In May 2020, a 33-year-old mother of three in North Carolina started experiencing symptoms of COVID-19. Four days later, a different set of symptoms set in. She stopped sleeping well and started having paranoid delusions that people were tracking her through her cell phone—culminating in a frantic scene at a fast-food restaurant, in which she tried to pass her children through the drive-through window, where they’d be safe from the phones and other dangers.
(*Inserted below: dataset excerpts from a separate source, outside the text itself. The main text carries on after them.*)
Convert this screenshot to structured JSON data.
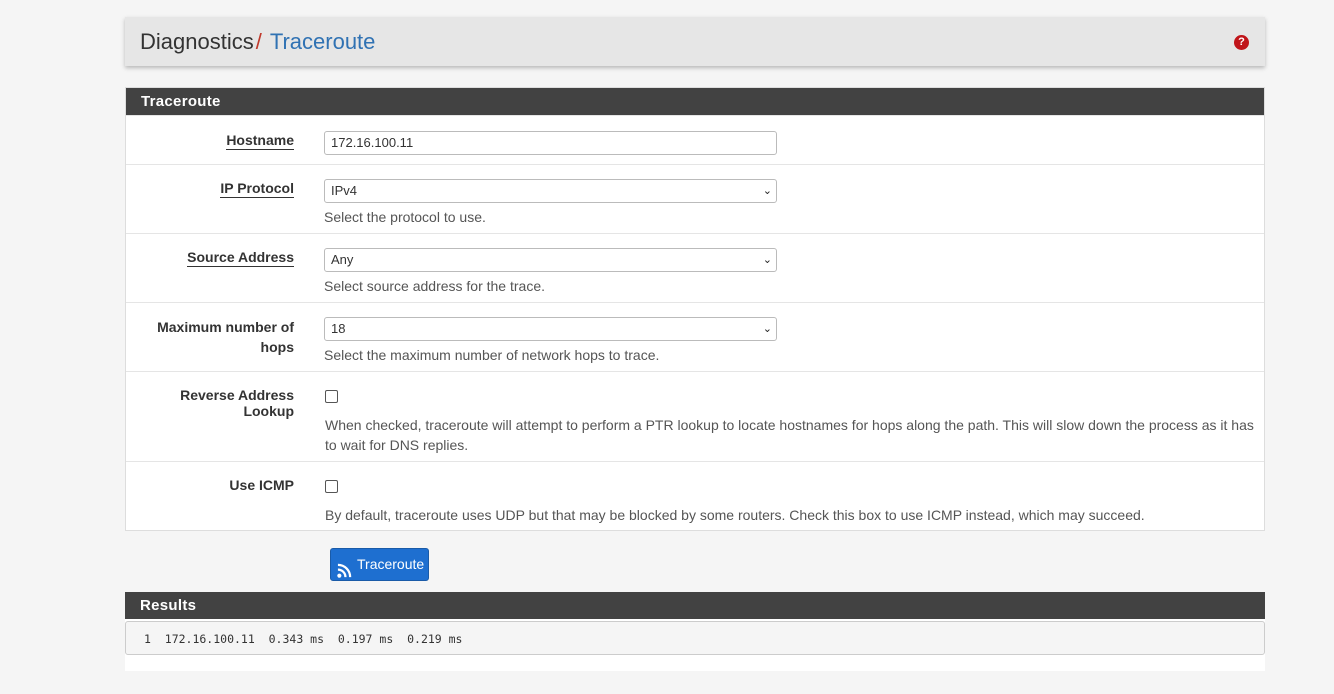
{
  "breadcrumb": {
    "parent": "Diagnostics",
    "separator": "/",
    "current": "Traceroute",
    "help_icon": "question-circle-icon"
  },
  "form": {
    "heading": "Traceroute",
    "hostname": {
      "label": "Hostname",
      "value": "172.16.100.11"
    },
    "ip_protocol": {
      "label": "IP Protocol",
      "value": "IPv4",
      "help": "Select the protocol to use."
    },
    "source_address": {
      "label": "Source Address",
      "value": "Any",
      "help": "Select source address for the trace."
    },
    "max_hops": {
      "label_line1": "Maximum number of",
      "label_line2": "hops",
      "value": "18",
      "help": "Select the maximum number of network hops to trace."
    },
    "reverse_lookup": {
      "label": "Reverse Address Lookup",
      "checked": false,
      "help_line1": "When checked, traceroute will attempt to perform a PTR lookup to locate hostnames for hops along the path. This will slow down the process as it has",
      "help_line2": "to wait for DNS replies."
    },
    "use_icmp": {
      "label": "Use ICMP",
      "checked": false,
      "help": "By default, traceroute uses UDP but that may be blocked by some routers. Check this box to use ICMP instead, which may succeed."
    },
    "submit_label": "Traceroute",
    "submit_icon": "rss-icon"
  },
  "results": {
    "heading": "Results",
    "output": "1  172.16.100.11  0.343 ms  0.197 ms  0.219 ms"
  },
  "colors": {
    "panel_heading": "#424242",
    "link": "#3072b3",
    "button": "#1e6fd0",
    "help_icon": "#c0151a"
  }
}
A restaurant employee called 911, and emergency medical services workers arrived, gathered up the family, and hurried to the nearby emergency department of the Duke University Medical Center in Durham, where the mother was quickly attended to by physicians. “She was physically in the room, but she wasn’t making consistent eye contact,” says Dr. Colin Smith, who is now chief resident of the hospital’s internal medicine psychiatry program but was a second-year resident when he took care of the patient. “She was not really engaging all that much. Her thought processes were disorganized.”

Despite that, the patient acknowledged two things to Smith and the other doctors: She knew her behavior was out of character, and the changes all happened quickly after she was diagnosed with COVID-19.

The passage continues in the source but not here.